Currently I’m not at home so the picture I’d like to accompany this is out of reach. However if I do my job right, that will be unnecessary.
Growing up in a house with nine kids pretty much assured a few things in life:
1. Without debate, you were wearing hand-me-downs.
2.The only quiet place (in the house) was the upstairs bathroom-away from all the commotion (and cleaning) downstairs.
3. You always shared a bedroom with at least one other person.
4. You were blessed with an opportunity to develop a close and personal relationship with the other eight children; regardless the age differences and bedroom placement.
My sister Ann Marie, five years my senior, by virtue of birth placement, had the “pleasure” of sharing the same bed (for a while) and bedroom with her little-or as she prefers; her “baby” sister (me) from the moment I was kicked out of the crib (due to yet another child born) until she turned eighteen, declared her independence and moved out.
Sharing the bedroom with my big sister had it’s ups and downs. Ups, like at night when we would take turns scratching one another’s backs before bedtime, even though she would always want to go first and then pretend to fall asleep while I scratched. Or the time an incense stick smoldering in a can gave off a mosquito attracting smell, thus helping a swarm of mosquitoes find a small hole in our bedroom window screen and declare us dinner for the night. While that may sound like a downer, we became closer, sisters in arms, while swatting those devious insects for both our common good.
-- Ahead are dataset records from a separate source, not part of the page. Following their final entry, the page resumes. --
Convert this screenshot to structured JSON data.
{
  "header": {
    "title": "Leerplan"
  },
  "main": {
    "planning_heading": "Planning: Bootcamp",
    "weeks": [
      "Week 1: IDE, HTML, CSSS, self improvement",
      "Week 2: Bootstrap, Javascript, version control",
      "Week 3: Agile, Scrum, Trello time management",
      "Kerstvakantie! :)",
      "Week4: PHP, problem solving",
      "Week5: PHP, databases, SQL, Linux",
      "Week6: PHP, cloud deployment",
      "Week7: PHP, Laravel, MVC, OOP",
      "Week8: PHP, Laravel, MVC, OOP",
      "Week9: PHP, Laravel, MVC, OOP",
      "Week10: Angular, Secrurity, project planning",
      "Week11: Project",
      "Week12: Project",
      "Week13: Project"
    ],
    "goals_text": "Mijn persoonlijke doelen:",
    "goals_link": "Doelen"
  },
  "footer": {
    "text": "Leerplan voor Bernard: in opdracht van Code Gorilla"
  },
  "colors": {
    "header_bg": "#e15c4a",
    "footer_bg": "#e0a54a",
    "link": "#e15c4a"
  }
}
The worst thing Ann Marie ever did to me was come home from the bars late one night while I was in high school and yell, “Marsha you’re late for school, you’re going to miss the bus!!” Not looking at the clock, I jumped from bed, ran down two flights of stairs to the shower in our basement and quickly washed my hair–because there was no way I would go to school with dirty hair. When I came back into the room, a towel wrapped around my wet head, there she sat on her bed, laughing. “What’s so funny?” I asked her. “Look at the clock…” She said before climbing into bed and yelling for me to turn off the lights. Looking over at the clock radio, the time read 2:30 am.
I was not a happy camper and probably used profane language to express my extreme displeasure with her. But a million years later, we both laugh at the nature of the beast…growing up with instant best friends and pranksters.
I wish I could say the worst thing I ever did to my sister was something so inane, but over the years I’ve opened my blunt mouth and said some pretty terrible things I wish I could take back. She always finds a way to forgive me, but I’m sure there is some wariness in there too. I wish I could erase those moments when I felt small and lashed out. They were never about her, always about my own insecurities and my inability to face them.
Today is Ann Marie’s birthday. This morning I mentioned to the doll that she should give Aunt Ann a call and she replied, “Mom, I know it’s her birthday…” I smiled, Aunt Ann Marie has become as special to my kids as she is to me. I can’t thank God enough for giving me a best friend right off the bat, who’s taught me the importance of friendship, love and caring for those you do and for her showing my kids that importance too.
Happy Birthday Ann Marie, I love you.